Se murió aquel manchego, aquel estrafalario fantasma del desierto (…)
Todo el mundo está cuerdo, terrible, monstruosamente cuerdo.(1)
Leon Felipe
Je ne crois pas qu’il soit nécessaire, en préambule à cet article, de m’étendre sur l’évidente condamnation de l’attentat dont l’équipe de Charlie Hebdo a été victime hier matin. C’est avec une grande tristesse et une grande indignation que je prends la plume aujourd’hui. Tristesse parce que cet attentat à coûté la vie à 12 êtres humains, et parmi eux des hommes remarquables d’intelligence, d’humour, d’humanité, dont l’un était d’ailleurs un ami personnel très cher. Indignation, parce qu’on a osé s’attaquer, et de quelle manière, à ce qui fait pour moi l’essentiel du capital intellectuel de notre République. Non pas tant la « liberté d’expression », tant galvaudée, mais la « liberté d’examen », celle qui permet soumettre toutes les affaires humaines, même les plus sacrées, à la critique. Or, il n’y a pas de « liberté d’examen » sans prise de distance, et l’humour, la caricature, la satire sont indispensables pour cela. Ce n’est pas étonnant si la caractéristique commune de tous les obscurantistes est le manque de sens de l’humour. Je ne suis pourtant pas de ceux qui aiment qu’on piétine les autels, surtout les leurs. J’adore le coup de crayon de Cabu, j’ai adoré le Wolinski de la période « Humanité » (alors que son côté érotomane me gonflait). Je n’aimais pas le style de Charb, et je détestais les dessins de Tignous. Je n’aimais pas et ne partageais pas « l’esprit Charlie Hebdo ». Mais on n’a pas besoin d’aimer pour être indigné. Le prix à payer pour avoir la liberté de penser ce qu’on veut et de le dire, c’est d’abord d’avoir à souffrir que les gens avec qui on n’est pas d’accord fassent de même. C’est pourquoi, en vrai Voltairien, il n’y a aucune ambigüité dans ma condamnation de cet acte barbare et odieux.
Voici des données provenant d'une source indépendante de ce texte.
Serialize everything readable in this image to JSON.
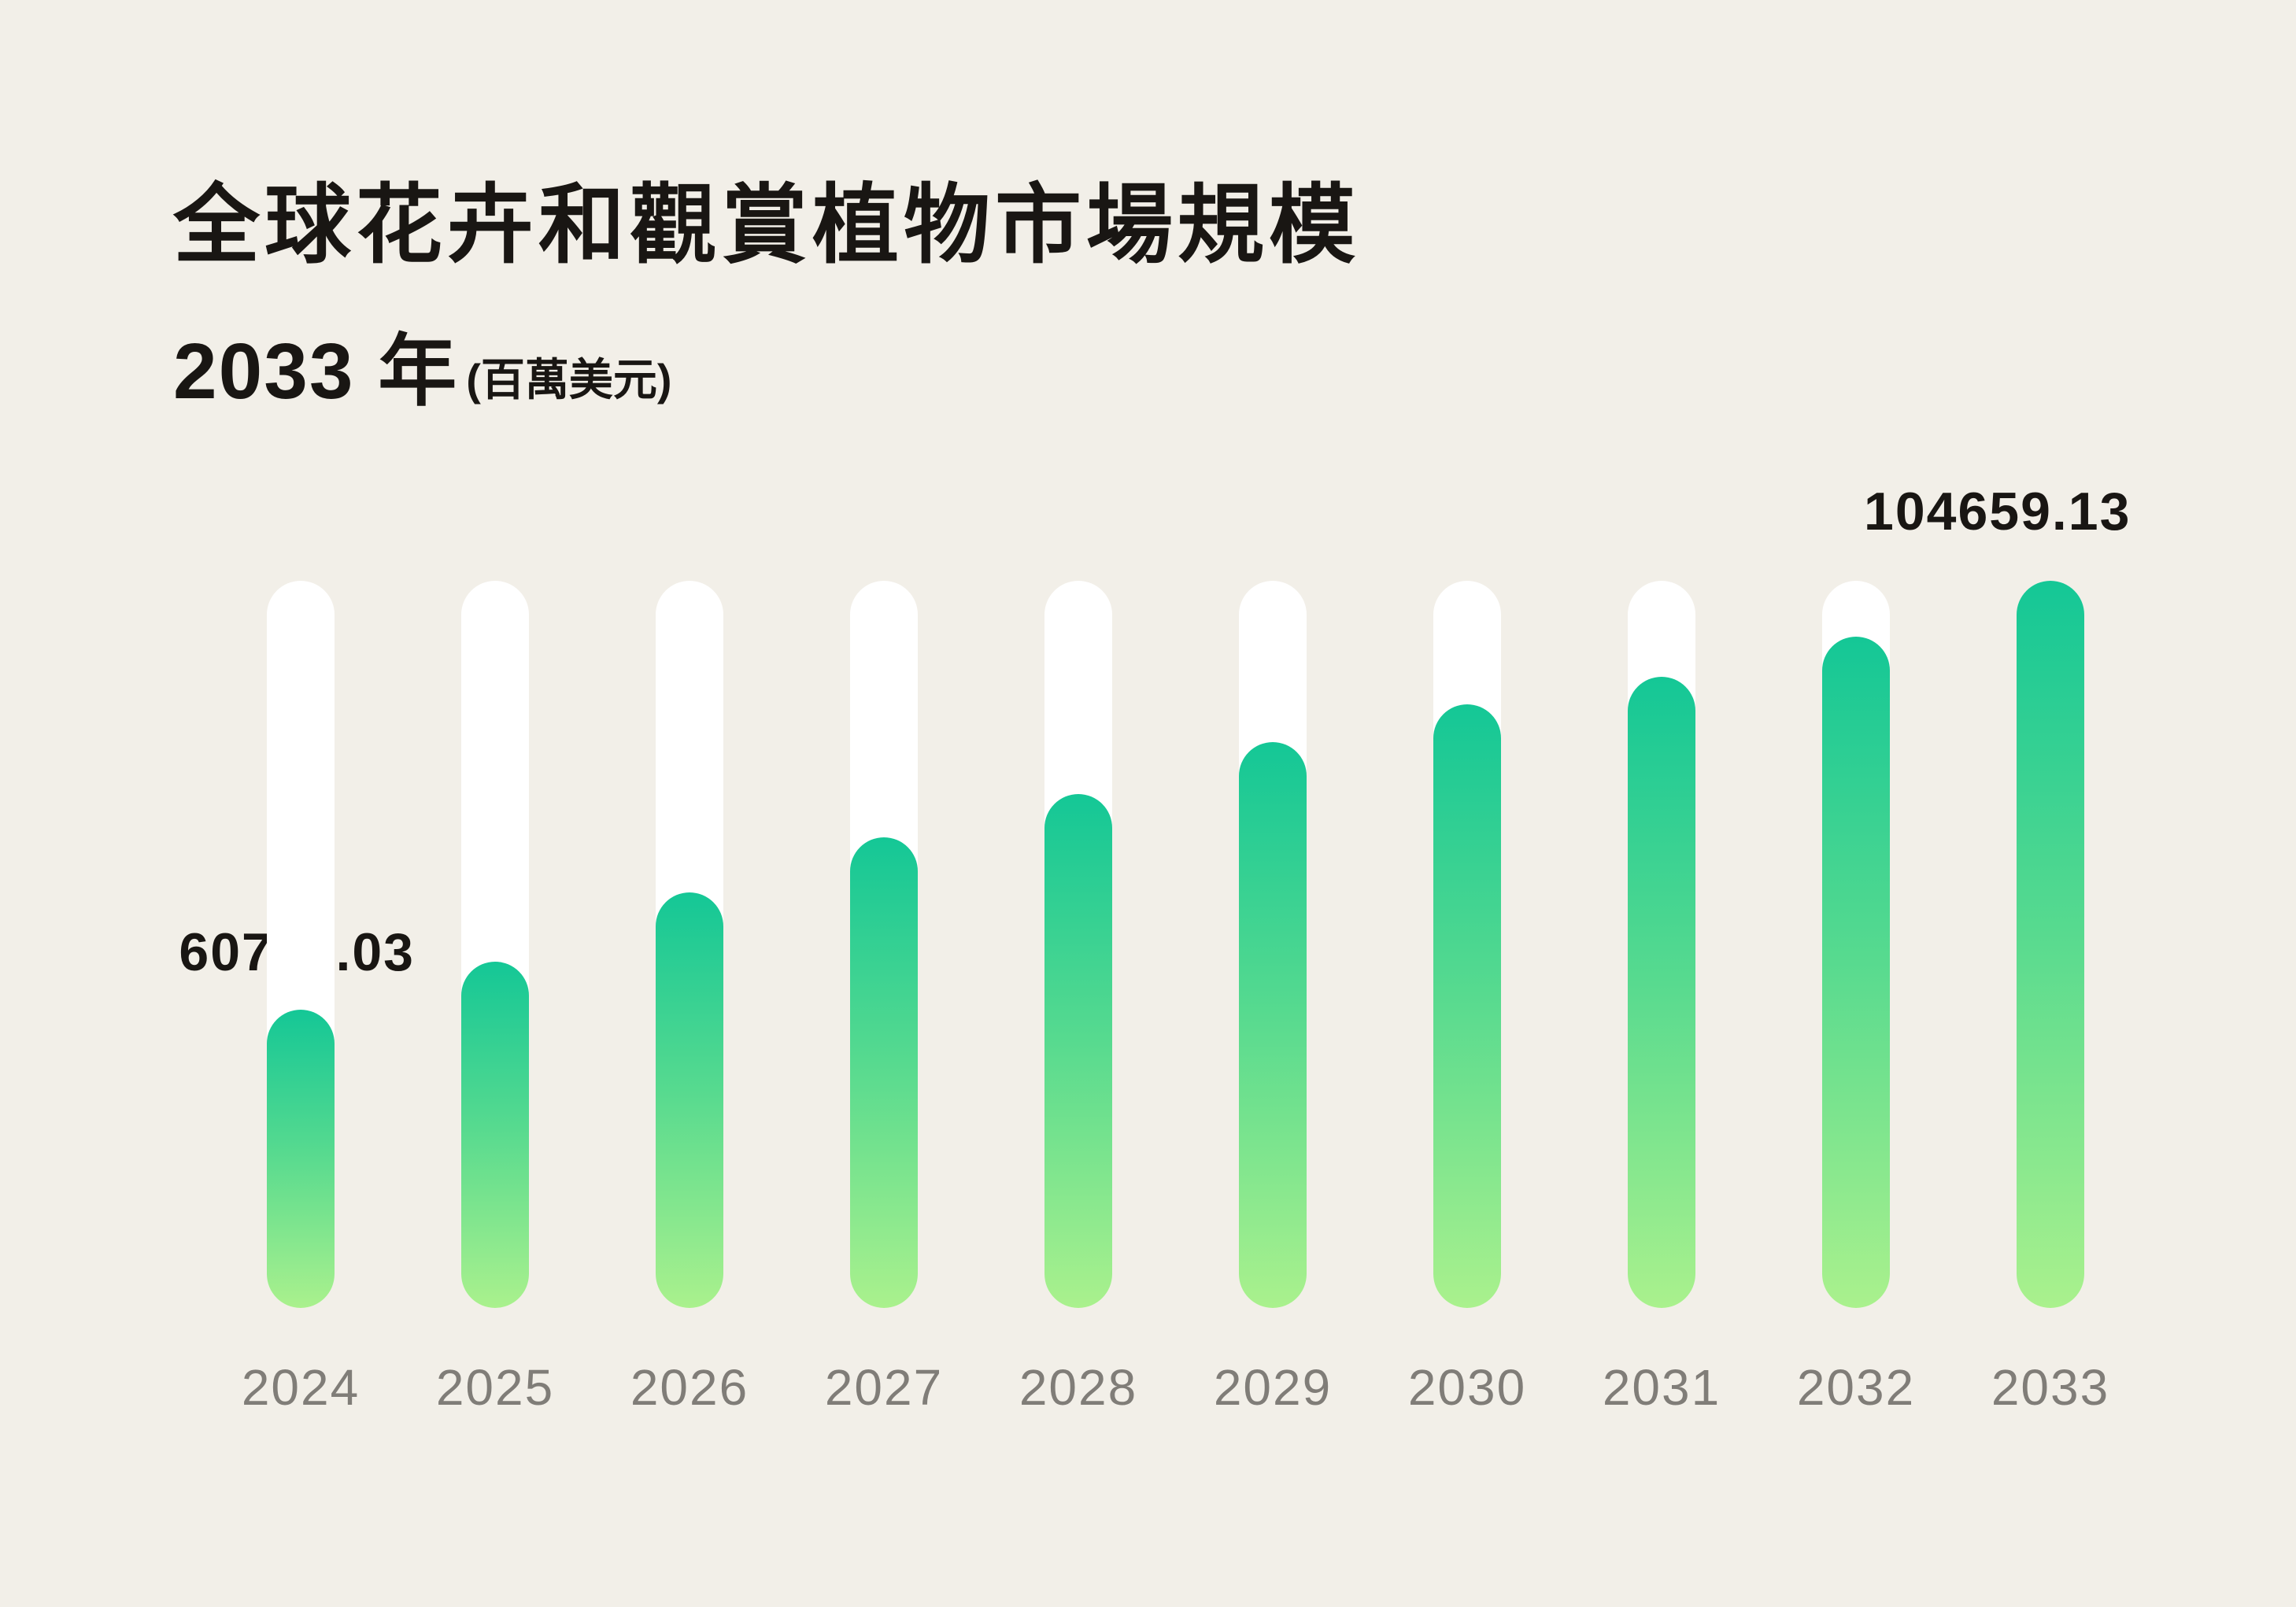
{
  "title": {
    "line1": "全球花卉和觀賞植物市場規模",
    "line2_main": "2033 年",
    "line2_suffix": "(百萬美元)"
  },
  "chart_data": {
    "type": "bar",
    "title": "全球花卉和觀賞植物市場規模 2033 年 (百萬美元)",
    "unit": "百萬美元",
    "categories": [
      "2024",
      "2025",
      "2026",
      "2027",
      "2028",
      "2029",
      "2030",
      "2031",
      "2032",
      "2033"
    ],
    "values": [
      60726.03,
      65644,
      72738,
      78381,
      82815,
      88136,
      92006,
      94828,
      98939,
      104659.13
    ],
    "data_labels": [
      "60726.03",
      "",
      "",
      "",
      "",
      "",
      "",
      "",
      "",
      "104659.13"
    ],
    "xlabel": "",
    "ylabel": "",
    "legend": "none",
    "grid": false,
    "layout_hint": "vertical pill bars inside full-height white pill tracks; first and last bars carry value labels",
    "colors": {
      "background": "#f2efe8",
      "track": "#ffffff",
      "bar_gradient_top": "#14c796",
      "bar_gradient_bottom": "#aaf18d",
      "text_primary": "#191613",
      "text_axis": "#807d78"
    }
  }
}
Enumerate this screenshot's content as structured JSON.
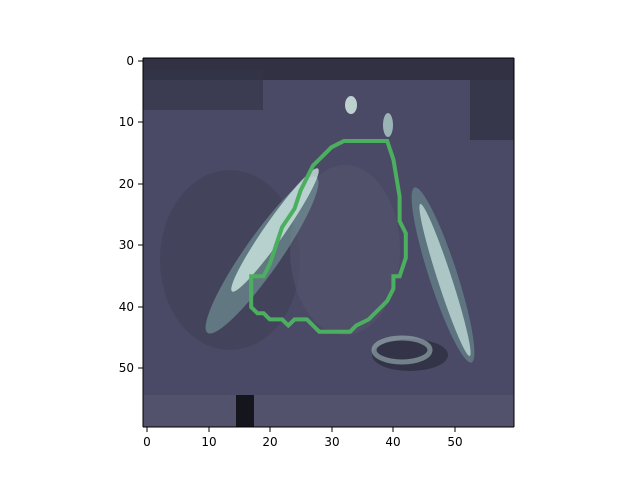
{
  "figure": {
    "x_ticks": [
      "0",
      "10",
      "20",
      "30",
      "40",
      "50"
    ],
    "y_ticks": [
      "0",
      "10",
      "20",
      "30",
      "40",
      "50"
    ],
    "x_range": [
      -0.5,
      59.5
    ],
    "y_range": [
      -0.5,
      59.5
    ],
    "contour_color": "#4caf60",
    "colormap": "bone-like (dark navy to pale mint)"
  },
  "contour_outline": [
    [
      32,
      13
    ],
    [
      39,
      13
    ],
    [
      40,
      16
    ],
    [
      41,
      22
    ],
    [
      41,
      26
    ],
    [
      42,
      28
    ],
    [
      42,
      32
    ],
    [
      41,
      35
    ],
    [
      40,
      35
    ],
    [
      40,
      37
    ],
    [
      39,
      39
    ],
    [
      38,
      40
    ],
    [
      37,
      41
    ],
    [
      36,
      42
    ],
    [
      34,
      43
    ],
    [
      33,
      44
    ],
    [
      28,
      44
    ],
    [
      27,
      43
    ],
    [
      26,
      42
    ],
    [
      24,
      42
    ],
    [
      23,
      43
    ],
    [
      22,
      42
    ],
    [
      20,
      42
    ],
    [
      19,
      41
    ],
    [
      18,
      41
    ],
    [
      17,
      40
    ],
    [
      17,
      35
    ],
    [
      19,
      35
    ],
    [
      20,
      33
    ],
    [
      21,
      30
    ],
    [
      22,
      27
    ],
    [
      24,
      24
    ],
    [
      25,
      21
    ],
    [
      26,
      19
    ],
    [
      27,
      17
    ],
    [
      28,
      16
    ],
    [
      29,
      15
    ],
    [
      30,
      14
    ]
  ]
}
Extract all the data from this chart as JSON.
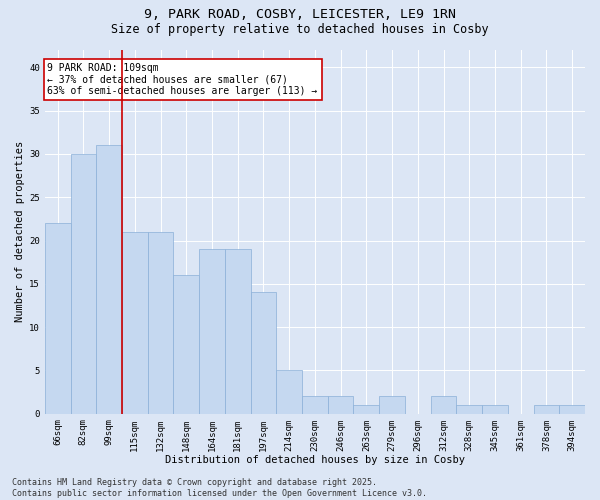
{
  "title_line1": "9, PARK ROAD, COSBY, LEICESTER, LE9 1RN",
  "title_line2": "Size of property relative to detached houses in Cosby",
  "xlabel": "Distribution of detached houses by size in Cosby",
  "ylabel": "Number of detached properties",
  "categories": [
    "66sqm",
    "82sqm",
    "99sqm",
    "115sqm",
    "132sqm",
    "148sqm",
    "164sqm",
    "181sqm",
    "197sqm",
    "214sqm",
    "230sqm",
    "246sqm",
    "263sqm",
    "279sqm",
    "296sqm",
    "312sqm",
    "328sqm",
    "345sqm",
    "361sqm",
    "378sqm",
    "394sqm"
  ],
  "values": [
    22,
    30,
    31,
    21,
    21,
    16,
    19,
    19,
    14,
    5,
    2,
    2,
    1,
    2,
    0,
    2,
    1,
    1,
    0,
    1,
    1
  ],
  "bar_color": "#c5d8f0",
  "bar_edge_color": "#8ab0d8",
  "bar_edge_width": 0.5,
  "vline_x": 2.5,
  "vline_color": "#cc0000",
  "annotation_text": "9 PARK ROAD: 109sqm\n← 37% of detached houses are smaller (67)\n63% of semi-detached houses are larger (113) →",
  "annotation_box_facecolor": "#ffffff",
  "annotation_box_edgecolor": "#cc0000",
  "ylim": [
    0,
    42
  ],
  "yticks": [
    0,
    5,
    10,
    15,
    20,
    25,
    30,
    35,
    40
  ],
  "bg_color": "#dce6f5",
  "plot_bg_color": "#dce6f5",
  "footer_text": "Contains HM Land Registry data © Crown copyright and database right 2025.\nContains public sector information licensed under the Open Government Licence v3.0.",
  "title_fontsize": 9.5,
  "subtitle_fontsize": 8.5,
  "annotation_fontsize": 7,
  "xlabel_fontsize": 7.5,
  "ylabel_fontsize": 7.5,
  "tick_fontsize": 6.5,
  "footer_fontsize": 6
}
Cependant, j’avoue que je suis un peu gêné par la forme que prennent les manifestations qui se multiplient, et notamment celles de notre caste politico-médiatique. Je méfie comme de la peste des expressions d’hystérie publique, des hommes politiques et des vedettes pleurant devant les caméras de télévision, des appels à arborer des pins ou des pancartes dans une sorte d’expression de deuil obligatoire. Dans notre société hyper-fragmentée, nous avons la nostalgie des grands rassemblements, un besoin de nous retrouver ensemble autour des valeurs qui font encore consensus. Le prétexte peut être un évènement festif – la victoire dans une compétition sportive – ou, comme c’est le cas aujourd’hui, un deuil. C’est une sorte de Saint Jean laïque, le riche et le pauvre, le bobo et l’ouvrier, le jeune et le vieux, Hollande et Sarkozy portant ensemble des pancartes, allumant des bougies, pleurant ensemble. Ces occasions remplacent les modes et rituels de brassage social aujourd’hui disparus, du bal du 14 juillet au service militaire. Mais tout cela est trop démonstratif, trop bruyant pour être honnête. Comme disait Sénèque, « Les peines légères s’expriment aisément, les grandes douleurs sont muettes ». Et ces moments d’hystérie collective se prêtent un peu trop à diverses manipulations. Cela a commencé, d’ailleurs, avec les débats sur l’admission ou non du Front National à la manifestation de dimanche, et l’éventuelle participation à cette manifestation du président de la République. Ne vous attendez donc pas à ce que je proclame « je suis Charlie ». Non, je ne suis pas Charlie. Je suis la liberté d’expression, la liberté d’examen. Et ce n’est pas du tout la même chose. Si les fanatiques, au lieu de s’en prendre à la rédaction de « Charlie » s’en étaient pris à la rédaction de « Minute », ma réaction aurait été la même. La votre aussi, n’est ce pas ? N’est ce pas ? Eh ! c’est à vous que je parle !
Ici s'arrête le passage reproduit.